Currently, the Stenslands are using 30 percent of the 17,000 pounds of their daily milk production for their creamery and their branded products. However, they hope to increase that substantially in the next few months.

"Within the end of the year I think our goal would be to be in the 60-percent area," Stensland says.

The on-farm creamery is unique because they use various processing techniques larger plants do not or cannot because of their size. One is vat pasteurization, which is more labor intensive, but Stensland thinks it improves the taste of their fluid milk products because the milk is kept closer to its natural state.

"With vat pasteurization we're using the low-heat process, where the temperature is raised to 142 degrees for 30 minutes rather than the high temp. I think that makes the difference in the taste of the milk and our customers tell us that, as well," he says.

Stensland says they process a number of different types of fluid milk.

"We do a fat-free, a 1 percent, a 2 percent, a whole, a non-homogenized whole, and then we also branched out into a chocolate milk, strawberry milk, a latte," he says.

That taste transfers to their butters and cheeses, but it's ice cream that has quickly made them a household name in the tri-state area.

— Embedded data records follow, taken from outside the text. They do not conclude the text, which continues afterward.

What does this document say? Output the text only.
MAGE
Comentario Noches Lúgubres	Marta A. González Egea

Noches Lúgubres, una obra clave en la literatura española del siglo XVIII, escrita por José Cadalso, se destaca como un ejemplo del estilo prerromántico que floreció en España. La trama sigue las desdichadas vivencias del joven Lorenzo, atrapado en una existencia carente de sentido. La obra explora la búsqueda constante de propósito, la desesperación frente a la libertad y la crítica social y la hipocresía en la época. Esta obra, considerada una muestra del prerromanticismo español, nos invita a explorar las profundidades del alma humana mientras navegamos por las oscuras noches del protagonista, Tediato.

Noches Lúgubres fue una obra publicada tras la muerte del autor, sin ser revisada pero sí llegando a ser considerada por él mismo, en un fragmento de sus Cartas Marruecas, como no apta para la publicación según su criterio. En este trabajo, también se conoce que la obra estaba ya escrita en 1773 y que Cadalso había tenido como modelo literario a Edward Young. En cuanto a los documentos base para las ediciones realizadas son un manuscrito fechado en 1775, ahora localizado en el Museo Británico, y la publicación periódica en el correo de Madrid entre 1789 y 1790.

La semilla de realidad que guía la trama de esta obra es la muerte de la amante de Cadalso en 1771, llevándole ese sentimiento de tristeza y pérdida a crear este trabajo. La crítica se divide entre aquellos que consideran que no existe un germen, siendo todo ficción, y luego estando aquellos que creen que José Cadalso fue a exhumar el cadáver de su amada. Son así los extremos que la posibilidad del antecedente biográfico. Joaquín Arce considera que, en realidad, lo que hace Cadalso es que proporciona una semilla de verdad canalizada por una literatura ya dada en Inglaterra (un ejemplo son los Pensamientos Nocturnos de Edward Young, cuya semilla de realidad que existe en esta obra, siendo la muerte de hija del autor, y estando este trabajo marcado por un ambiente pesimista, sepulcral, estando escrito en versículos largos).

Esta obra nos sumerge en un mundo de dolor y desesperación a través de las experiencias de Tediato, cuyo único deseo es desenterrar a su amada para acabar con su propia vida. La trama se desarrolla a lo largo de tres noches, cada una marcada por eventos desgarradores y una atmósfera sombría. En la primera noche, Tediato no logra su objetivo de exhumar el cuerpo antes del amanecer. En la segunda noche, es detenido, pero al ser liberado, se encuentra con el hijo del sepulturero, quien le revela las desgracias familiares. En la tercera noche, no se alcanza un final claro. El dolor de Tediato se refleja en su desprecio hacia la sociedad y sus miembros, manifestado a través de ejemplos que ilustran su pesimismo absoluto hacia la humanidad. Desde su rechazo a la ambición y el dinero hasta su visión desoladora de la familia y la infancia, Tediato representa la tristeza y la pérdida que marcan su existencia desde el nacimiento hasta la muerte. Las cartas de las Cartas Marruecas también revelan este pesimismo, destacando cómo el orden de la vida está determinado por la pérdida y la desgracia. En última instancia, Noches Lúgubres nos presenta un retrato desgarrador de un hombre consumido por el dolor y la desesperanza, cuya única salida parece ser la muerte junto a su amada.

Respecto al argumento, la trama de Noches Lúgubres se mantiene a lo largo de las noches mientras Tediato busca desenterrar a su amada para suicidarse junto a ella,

"Ice cream, that's our big thing," Stensland says. "We do a number of different flavors of ice cream. I think with the retail location in Sioux Falls, there's probably 26 different flavors of ice cream."

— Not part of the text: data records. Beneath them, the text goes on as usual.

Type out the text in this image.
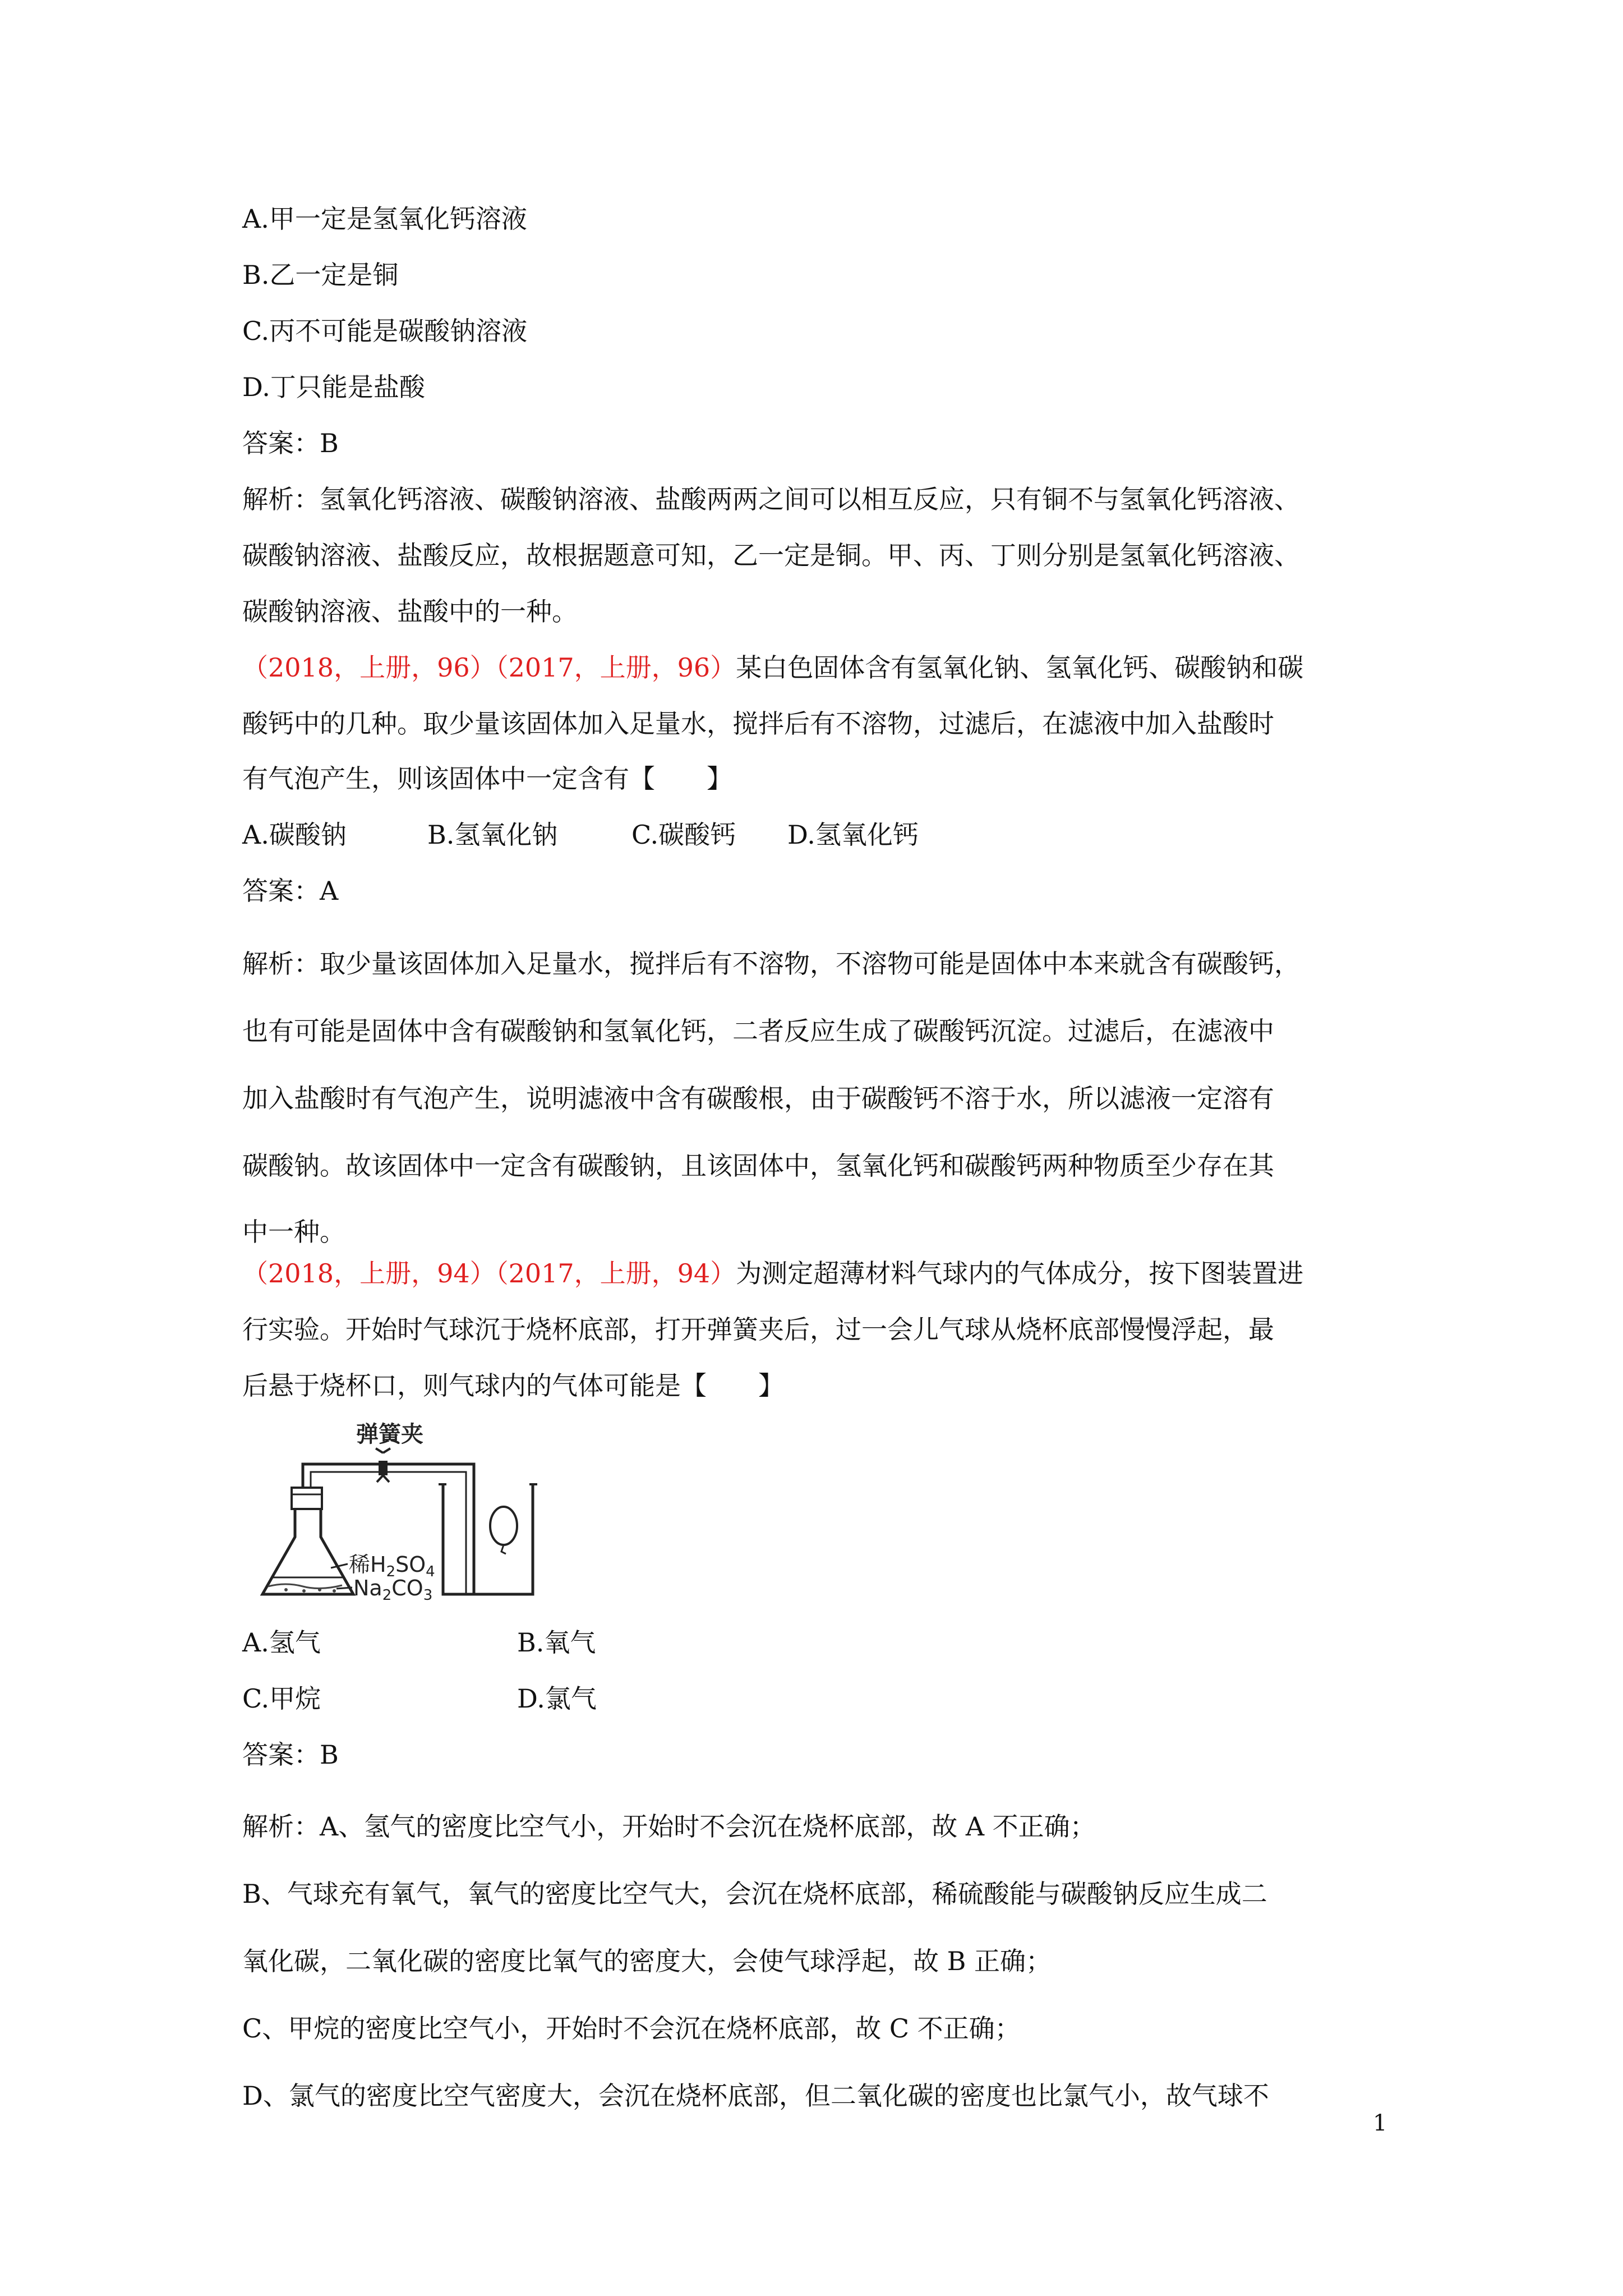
A.甲一定是氢氧化钙溶液
B.乙一定是铜
C.丙不可能是碳酸钠溶液
D.丁只能是盐酸
答案：B
解析：氢氧化钙溶液、碳酸钠溶液、盐酸两两之间可以相互反应，只有铜不与氢氧化钙溶液、
碳酸钠溶液、盐酸反应，故根据题意可知，乙一定是铜。甲、丙、丁则分别是氢氧化钙溶液、
碳酸钠溶液、盐酸中的一种。
（2018，上册，96）（2017，上册，96）某白色固体含有氢氧化钠、氢氧化钙、碳酸钠和碳
酸钙中的几种。取少量该固体加入足量水，搅拌后有不溶物，过滤后，在滤液中加入盐酸时
有气泡产生，则该固体中一定含有【　　】
A.碳酸钠	B.氢氧化钠	C.碳酸钙 D.氢氧化钙
答案：A
解析：取少量该固体加入足量水，搅拌后有不溶物，不溶物可能是固体中本来就含有碳酸钙，
也有可能是固体中含有碳酸钠和氢氧化钙，二者反应生成了碳酸钙沉淀。过滤后，在滤液中
加入盐酸时有气泡产生，说明滤液中含有碳酸根，由于碳酸钙不溶于水，所以滤液一定溶有
碳酸钠。故该固体中一定含有碳酸钠，且该固体中，氢氧化钙和碳酸钙两种物质至少存在其
中一种。
（2018，上册，94）（2017，上册，94）为测定超薄材料气球内的气体成分，按下图装置进
行实验。开始时气球沉于烧杯底部，打开弹簧夹后，过一会儿气球从烧杯底部慢慢浮起，最
后悬于烧杯口，则气球内的气体可能是【　　】
弹簧夹
稀$H_2SO_4$
$Na_2CO_3$
A.氢气	B.氧气
C.甲烷	D.氯气
答案：B
解析：A、氢气的密度比空气小，开始时不会沉在烧杯底部，故 A 不正确；
B、气球充有氧气，氧气的密度比空气大，会沉在烧杯底部，稀硫酸能与碳酸钠反应生成二
氧化碳，二氧化碳的密度比氧气的密度大，会使气球浮起，故 B 正确；
C、甲烷的密度比空气小，开始时不会沉在烧杯底部，故 C 不正确；
D、氯气的密度比空气密度大，会沉在烧杯底部，但二氧化碳的密度也比氯气小，故气球不
1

They've also expanded into 50 other outlets, such as daycares, coffee shops and grocery stores.

"We have quite a few HyVees here in Sioux Falls, the Sunshines in the surrounding area, the Fairways," he says.

With more consumers interested in buying local and knowing where their food comes from, they have also expanded into agritourism and offer farm tours.

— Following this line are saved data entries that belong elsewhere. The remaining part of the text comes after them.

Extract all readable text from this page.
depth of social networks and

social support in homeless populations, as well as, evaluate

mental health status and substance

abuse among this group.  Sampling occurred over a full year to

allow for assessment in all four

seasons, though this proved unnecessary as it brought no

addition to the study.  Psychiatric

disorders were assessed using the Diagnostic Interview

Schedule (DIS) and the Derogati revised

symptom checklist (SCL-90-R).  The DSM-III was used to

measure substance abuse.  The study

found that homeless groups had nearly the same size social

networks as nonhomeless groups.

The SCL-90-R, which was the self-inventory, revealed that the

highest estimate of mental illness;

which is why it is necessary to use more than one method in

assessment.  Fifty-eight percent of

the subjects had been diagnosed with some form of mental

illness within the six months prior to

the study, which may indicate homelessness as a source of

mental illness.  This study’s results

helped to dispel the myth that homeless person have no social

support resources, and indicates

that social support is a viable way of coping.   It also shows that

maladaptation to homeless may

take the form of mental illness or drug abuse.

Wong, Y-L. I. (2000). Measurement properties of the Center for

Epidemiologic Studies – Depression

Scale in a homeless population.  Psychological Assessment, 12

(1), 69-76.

"It's really neat because a lot of times you can bring the people out, and they can come to our farm, they can actually see from the beginning to the end," Stensland says.

While the Stenslands have had success with their products, they aren't raking in the profits yet.

"That cash flow thing would really be nice to get to the point where we can at least cash flow, let alone even make any money," he laughs. "And it's coming, it just takes time."

However, he says they are encouraged by their growth and excited about the future.